Even if there is confusion about why neural networks require hidden nodes, we can put the same LLMs to task. Simply put, the world has changed, and imagination has transformed into reality. AI will transform the story of the perpetual bull into a reality of riches, not experienced by any of the previous generations.
AI's advantage lies not in high-frequency trading but in low-frequency investing. High-frequency trading was automated back in 2008 with companies like Virtu. Now order flow has become mainstream and startups are juicing the same orange for the last mile of ML-based high-frequency solutions. It's exciting to rebuild Renaissance technologies using leverage and AI, but the opportunity was in 1978 not when you can set it up with a few servers and openly accessible tools. There is no entry barrier. No moat.

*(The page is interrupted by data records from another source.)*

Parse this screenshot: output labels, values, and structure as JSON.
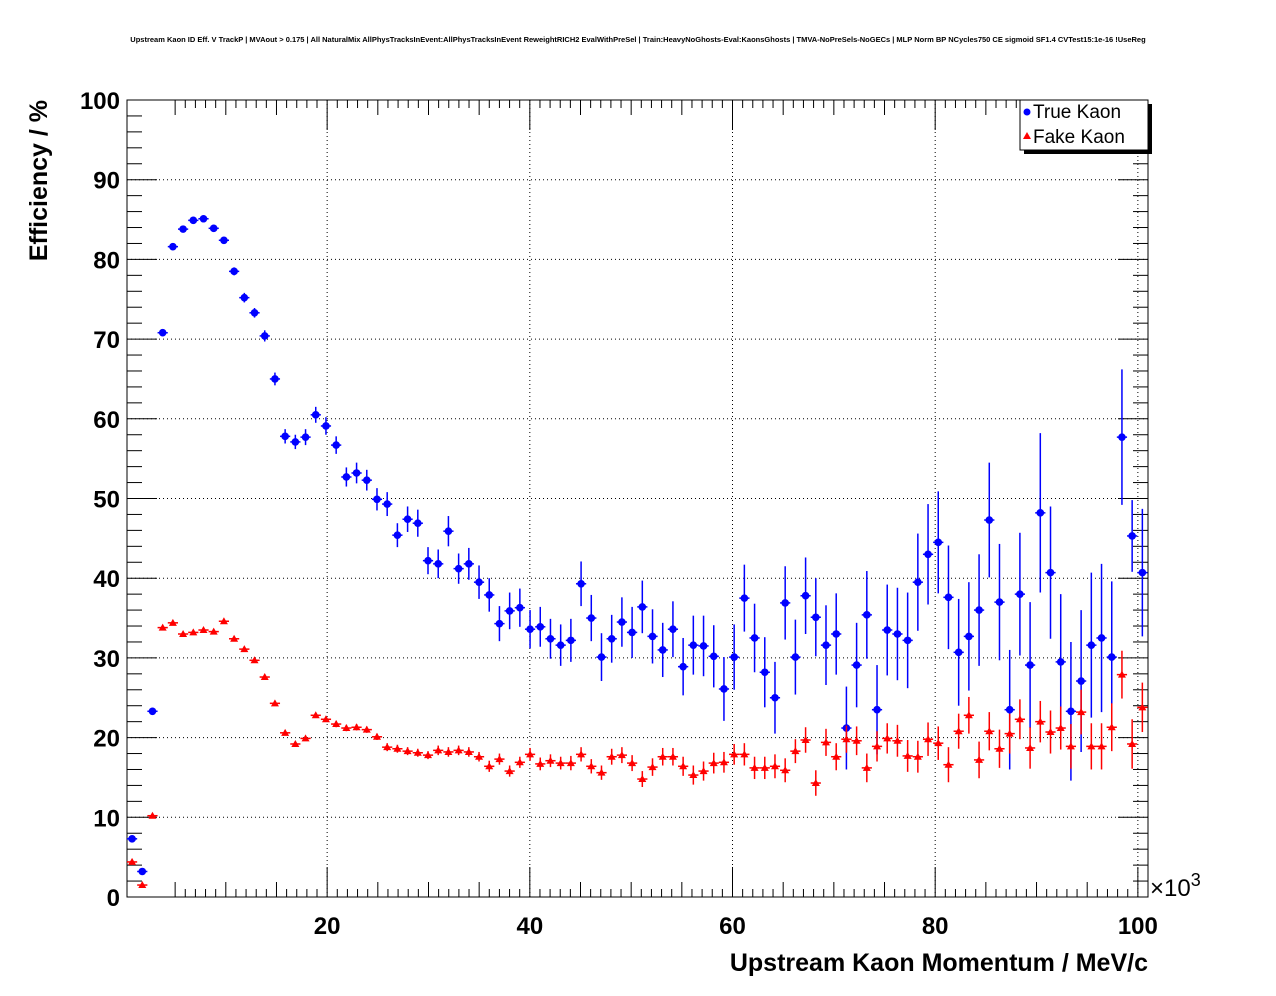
{
  "chart_data": {
    "type": "scatter",
    "title": "Upstream Kaon ID Eff. V TrackP | MVAout > 0.175 | All NaturalMix AllPhysTracksInEvent:AllPhysTracksInEvent ReweightRICH2 EvalWithPreSel | Train:HeavyNoGhosts-Eval:KaonsGhosts | TMVA-NoPreSels-NoGECs | MLP Norm BP NCycles750 CE sigmoid SF1.4 CVTest15:1e-16 !UseReg",
    "xlabel": "Upstream Kaon Momentum / MeV/c",
    "ylabel": "Efficiency / %",
    "x_multiplier": "×10",
    "x_multiplier_exp": "3",
    "xlim": [
      0.25,
      101.0
    ],
    "ylim": [
      0,
      100
    ],
    "xticks": [
      "20",
      "40",
      "60",
      "80",
      "100"
    ],
    "yticks": [
      "0",
      "10",
      "20",
      "30",
      "40",
      "50",
      "60",
      "70",
      "80",
      "90",
      "100"
    ],
    "grid": true,
    "legend_position": "top-right",
    "x_start": 0.75,
    "bin_width": 1.007,
    "series": [
      {
        "name": "True Kaon",
        "color": "#0000ff",
        "marker": "circle",
        "values": [
          7.3,
          3.2,
          23.3,
          70.8,
          81.6,
          83.8,
          84.9,
          85.1,
          83.9,
          82.4,
          78.5,
          75.2,
          73.3,
          70.4,
          65.0,
          57.8,
          57.1,
          57.7,
          60.5,
          59.1,
          56.7,
          52.7,
          53.2,
          52.3,
          49.9,
          49.3,
          45.4,
          47.4,
          46.9,
          42.2,
          41.8,
          45.9,
          41.2,
          41.8,
          39.5,
          37.9,
          34.3,
          35.9,
          36.3,
          33.6,
          33.9,
          32.4,
          31.6,
          32.2,
          39.3,
          35.0,
          30.1,
          32.4,
          34.5,
          33.2,
          36.4,
          32.7,
          31.0,
          33.6,
          28.9,
          31.6,
          31.5,
          30.2,
          26.1,
          30.1,
          37.5,
          32.5,
          28.2,
          25.0,
          36.9,
          30.1,
          37.8,
          35.1,
          31.6,
          33.0,
          21.2,
          29.1,
          35.4,
          23.5,
          33.5,
          33.0,
          32.2,
          39.5,
          43.0,
          44.5,
          37.6,
          30.7,
          32.7,
          36.0,
          47.3,
          37.0,
          23.5,
          38.0,
          29.1,
          48.2,
          40.7,
          29.5,
          23.3,
          27.1,
          31.6,
          32.5,
          30.1,
          57.7,
          45.3,
          40.7
        ],
        "errors": [
          0.4,
          0.3,
          0.4,
          0.4,
          0.4,
          0.4,
          0.4,
          0.4,
          0.4,
          0.4,
          0.5,
          0.6,
          0.6,
          0.7,
          0.8,
          0.9,
          0.9,
          1.0,
          1.0,
          1.1,
          1.1,
          1.2,
          1.3,
          1.3,
          1.4,
          1.5,
          1.5,
          1.6,
          1.7,
          1.7,
          1.8,
          1.9,
          1.9,
          2.0,
          2.1,
          2.1,
          2.2,
          2.3,
          2.4,
          2.4,
          2.5,
          2.5,
          2.6,
          2.7,
          2.8,
          2.9,
          3.0,
          3.0,
          3.1,
          3.2,
          3.3,
          3.4,
          3.4,
          3.5,
          3.6,
          3.7,
          3.8,
          3.9,
          4.0,
          4.1,
          4.2,
          4.3,
          4.4,
          4.5,
          4.6,
          4.7,
          4.8,
          4.9,
          5.0,
          5.1,
          5.2,
          5.3,
          5.5,
          5.6,
          5.7,
          5.8,
          6.0,
          6.1,
          6.3,
          6.4,
          6.5,
          6.7,
          6.8,
          7.0,
          7.2,
          7.3,
          7.5,
          7.7,
          7.9,
          10.0,
          8.3,
          8.5,
          8.7,
          8.9,
          9.1,
          9.3,
          9.5,
          8.5,
          4.5,
          8.0
        ]
      },
      {
        "name": "Fake Kaon",
        "color": "#ff0000",
        "marker": "triangle",
        "values": [
          4.4,
          1.5,
          10.2,
          33.8,
          34.4,
          33.0,
          33.2,
          33.5,
          33.3,
          34.6,
          32.4,
          31.1,
          29.7,
          27.6,
          24.3,
          20.6,
          19.2,
          19.9,
          22.8,
          22.3,
          21.7,
          21.2,
          21.3,
          21.0,
          20.1,
          18.8,
          18.6,
          18.3,
          18.1,
          17.8,
          18.4,
          18.2,
          18.4,
          18.2,
          17.6,
          16.4,
          17.3,
          15.8,
          16.9,
          17.9,
          16.7,
          17.1,
          16.8,
          16.8,
          17.9,
          16.4,
          15.6,
          17.6,
          17.8,
          16.8,
          14.8,
          16.3,
          17.6,
          17.6,
          16.4,
          15.3,
          15.8,
          16.8,
          16.9,
          17.9,
          17.9,
          16.2,
          16.2,
          16.4,
          15.9,
          18.3,
          19.7,
          14.3,
          19.4,
          17.6,
          19.8,
          19.6,
          16.2,
          18.9,
          19.9,
          19.6,
          17.7,
          17.6,
          19.8,
          19.3,
          16.6,
          20.8,
          22.8,
          17.2,
          20.8,
          18.6,
          20.5,
          22.3,
          18.7,
          22.0,
          20.7,
          21.2,
          18.9,
          23.2,
          18.9,
          18.9,
          21.3,
          27.9,
          19.2,
          23.8
        ],
        "errors": [
          0.2,
          0.2,
          0.2,
          0.2,
          0.2,
          0.2,
          0.2,
          0.2,
          0.2,
          0.2,
          0.3,
          0.3,
          0.3,
          0.3,
          0.3,
          0.3,
          0.3,
          0.3,
          0.3,
          0.3,
          0.4,
          0.4,
          0.4,
          0.4,
          0.4,
          0.5,
          0.5,
          0.5,
          0.5,
          0.5,
          0.6,
          0.6,
          0.6,
          0.6,
          0.6,
          0.7,
          0.7,
          0.7,
          0.7,
          0.8,
          0.8,
          0.8,
          0.8,
          0.9,
          0.9,
          0.9,
          0.9,
          1.0,
          1.0,
          1.0,
          1.0,
          1.1,
          1.1,
          1.1,
          1.2,
          1.2,
          1.2,
          1.3,
          1.3,
          1.3,
          1.4,
          1.4,
          1.4,
          1.5,
          1.5,
          1.5,
          1.6,
          1.6,
          1.7,
          1.7,
          1.7,
          1.8,
          1.8,
          1.9,
          1.9,
          2.0,
          2.0,
          2.0,
          2.1,
          2.1,
          2.2,
          2.2,
          2.3,
          2.3,
          2.4,
          2.4,
          2.5,
          2.5,
          2.6,
          2.6,
          2.7,
          2.7,
          2.8,
          2.8,
          2.9,
          2.9,
          3.0,
          3.0,
          3.1,
          3.1
        ]
      }
    ]
  }
}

Yesterday's day trader was a market maker during the day, but today's day trader has been fighting against machines for over a decade. I'm referring to the day traders who are still in the business. Unlike High frequency, Low-frequency investing (more than 12 months average holding) is the blue ocean that includes indexing, smart beta, long-short strategies, and eventually smarter inverse strategies. Machines don't have geographical biases. They can follow strict risk management. They can calibrate risk, can be trained to avoid LTCM blow-ups, and can generate higher than annualized 18% annualized returns (the Renaissance Technologies non-leveraged number).
For these machines, the stock market is like a train station. There's no point in running because there's always another train. These machines recognize the state to avoid in the five big market states: small gains, small losses, no gains, no losses, and big losses. They can grasp and train on regime shifts and interpret that excess returns mean low tracking error to the mediocrity of our indexes driven by the magnificent seven. They recognize that idiosyncratic risk diminishes beyond a certain basket size of components. These machines acknowledge that probability is a dynamic system. They comprehend that there is always a certain sector, asset, or region in the world that is either in or beginning a secular bull market. These machines also perceive that markets are not solely limited to U.S. equities; there are alternative assets, alternative energy, and alternative investments that are gaining liquidity as we speak. They can seek generality in context without worrying about the specificity of content.
Machines comprehend that index construction becomes skewed when the average year-to-date (YTD) return for Amazon, Apple, Google, Meta, Microsoft, NVIDIA, and Tesla is 84%, compared to the average YTD return for the rest of the S&P 500 at just 3.7%. They understand that when barely a tenth of stocks beat the S&P 500, and when a single company like Apple surpasses the combined size of 2000 small-cap companies, market indexes are designed for misrepresentation. Machines thrive in such skewness because they perceive inefficiencies and are designed to work unemotionally with one purpose: to extract order from disorder. We are re-entering the era of Perpetual Bull, where machines will consistently outperform the market and storytelling will become more exciting.